The Essence of Sales Clicks With Me
The One Minute Salesperson is incredible—like someone flipped a switch in my head, because it boils down selling to this: find out what people want, and if you’ve got something that fits, show them how it solves their needs, and they’ll buy. It’s as easy as that! One line sticks with me hard—“People hate to be sold, but they love to buy”—and it’s so true. I mean, I love buying cars, video games, stuff I’m into—I’ll spend hours dreaming and researching because I wanna buy, but the second someone tries to sell me junk I don’t care about, I’m running away as fast as I can. This book is teaching me the true essence of sales—helping people, understanding what they need, and if I’ve got it, giving it to them—and it’s changing everything for me, because now I get it, I really get it!
I Can Sell Anything
That book—man, it sets the tone for my whole life after that, because I pick up sales right there and then, and I’m confident, like really confident. I start bragging (Watch it! Pride goes before the fall!) I can sell anything—“I can sell mood rings to Vulcans,” my techie nerd twist on the classic “He can sell ice cubes to Eskimos” line —and it’s true, I can sell, because I’ve got the fundamentals down: find out what people want and show them how I fix it, done! It’s an “aha” moment that ties into my shamanic stuff too—I’d asked the library for the perfect book, and it delivered exactly what I needed, resonating deep, shaping who I am. It’s a huge shift, because now I’m not just a coder—I’m a salesman, and it’s going to carry me for the rest of my life.
XenTec Lifts Off
Now, circling back to XenTec—it takes off, becoming a real success after those previous two flops. Marcus and Danny are instrumental, great partners playing key roles, and I’m the sales guy now, landing big deals that keep us rolling. We’re a Unix-based value-added reseller, building and supporting SCO Xenix systems—we become the biggest SCO Xenix reseller in Hawaii, with killer leads and a solid marketing plan, and I’m attributing that to learning sales, because without it, we could have been toast like the last two. It’s my third swing, and this one hits—six years strong making real money. At last, my first win!
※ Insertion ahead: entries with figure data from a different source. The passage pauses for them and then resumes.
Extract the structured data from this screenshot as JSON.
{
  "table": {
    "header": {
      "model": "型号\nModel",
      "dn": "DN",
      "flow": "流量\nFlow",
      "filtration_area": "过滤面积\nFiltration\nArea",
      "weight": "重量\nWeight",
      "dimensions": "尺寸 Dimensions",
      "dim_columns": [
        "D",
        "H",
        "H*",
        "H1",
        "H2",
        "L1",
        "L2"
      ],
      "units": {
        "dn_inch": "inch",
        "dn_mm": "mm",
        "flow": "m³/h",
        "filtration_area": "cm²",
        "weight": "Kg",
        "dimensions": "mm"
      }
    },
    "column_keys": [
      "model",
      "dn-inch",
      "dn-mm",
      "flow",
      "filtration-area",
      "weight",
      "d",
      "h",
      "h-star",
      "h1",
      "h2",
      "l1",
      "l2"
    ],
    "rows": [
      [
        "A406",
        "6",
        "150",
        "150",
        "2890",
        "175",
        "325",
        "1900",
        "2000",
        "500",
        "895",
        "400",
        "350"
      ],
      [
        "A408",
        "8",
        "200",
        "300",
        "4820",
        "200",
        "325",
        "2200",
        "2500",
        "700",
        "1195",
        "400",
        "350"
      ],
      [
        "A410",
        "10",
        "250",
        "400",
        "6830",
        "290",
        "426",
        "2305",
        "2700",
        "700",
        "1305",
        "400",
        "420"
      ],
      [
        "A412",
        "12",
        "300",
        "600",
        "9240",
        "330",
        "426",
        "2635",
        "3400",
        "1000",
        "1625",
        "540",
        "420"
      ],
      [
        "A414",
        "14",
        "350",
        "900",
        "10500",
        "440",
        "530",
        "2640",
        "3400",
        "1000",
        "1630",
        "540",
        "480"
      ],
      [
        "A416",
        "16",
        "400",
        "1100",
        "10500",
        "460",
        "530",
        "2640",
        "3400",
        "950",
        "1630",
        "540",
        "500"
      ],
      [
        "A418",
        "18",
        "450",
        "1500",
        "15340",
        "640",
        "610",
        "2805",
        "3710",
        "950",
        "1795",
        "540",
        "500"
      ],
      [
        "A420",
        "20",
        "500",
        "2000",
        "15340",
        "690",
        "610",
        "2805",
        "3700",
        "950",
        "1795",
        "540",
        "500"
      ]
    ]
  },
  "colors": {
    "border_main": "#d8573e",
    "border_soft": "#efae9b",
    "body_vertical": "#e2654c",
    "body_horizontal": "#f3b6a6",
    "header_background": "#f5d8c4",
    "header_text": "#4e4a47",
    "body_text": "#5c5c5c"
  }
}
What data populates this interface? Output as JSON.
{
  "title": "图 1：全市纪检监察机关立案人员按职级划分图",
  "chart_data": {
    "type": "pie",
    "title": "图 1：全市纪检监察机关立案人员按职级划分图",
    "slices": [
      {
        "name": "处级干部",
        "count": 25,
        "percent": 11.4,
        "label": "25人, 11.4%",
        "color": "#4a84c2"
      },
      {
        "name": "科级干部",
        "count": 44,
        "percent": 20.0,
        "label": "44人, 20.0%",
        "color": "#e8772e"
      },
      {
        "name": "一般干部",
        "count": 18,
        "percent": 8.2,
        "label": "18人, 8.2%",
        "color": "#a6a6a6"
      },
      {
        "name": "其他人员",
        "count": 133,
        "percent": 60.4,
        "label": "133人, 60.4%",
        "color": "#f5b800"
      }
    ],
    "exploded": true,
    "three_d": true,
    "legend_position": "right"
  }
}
Selling Is A Fundamental Skill You Must Master
Here’s the reflection, the meaning for us feral entrepreneurs—you’ve got to know how to sell and there’s no way around it. You can’t be an entrepreneur—any kind, especially a feral one—without getting this down. It’s not hard—read The One Minute Salesperson, soak up the fundamentals, and start selling mood rings to Vulcans! It’s not just business—it’s life, e.g. getting married is a selling process—find what she needs and if you’re the guy, show her how you are. Raising money from investors is obviously a sales process: understand what they want, show them how you’ll help them get it, and they’ll beat your door down. Selling is everything, and learning it here, right after those failures, made me the master of my own path and was a massive turning point in my life: I now had the grit of losing everything, surviving failures, and making a business succeed - and all by 24 years old.
Hawaii Shapes Me Again
I’m only seeing this now after re-reading and re-writing this story some 40 years later: I have Hawaii to thank, again. Had I never made the first wild leap to move here at 21, I would have had a very comfortable life running The Blue Arc- my parent’s restaurant (yes, like any other good Greek first born son in Chicago, my duty was to run the restaurant!). Paraphrasing John Belushi , “Buuut Noooooo! You had to run away to Hawaii, get your ass kicked several times over, lose all your money, get fired from your first and only job, and when you had no other option only THEN did you learn how to succeed in business”. I see it clearly now: it was Hawaii that brought out the feral entrepreneur in me and I will be eternally grateful.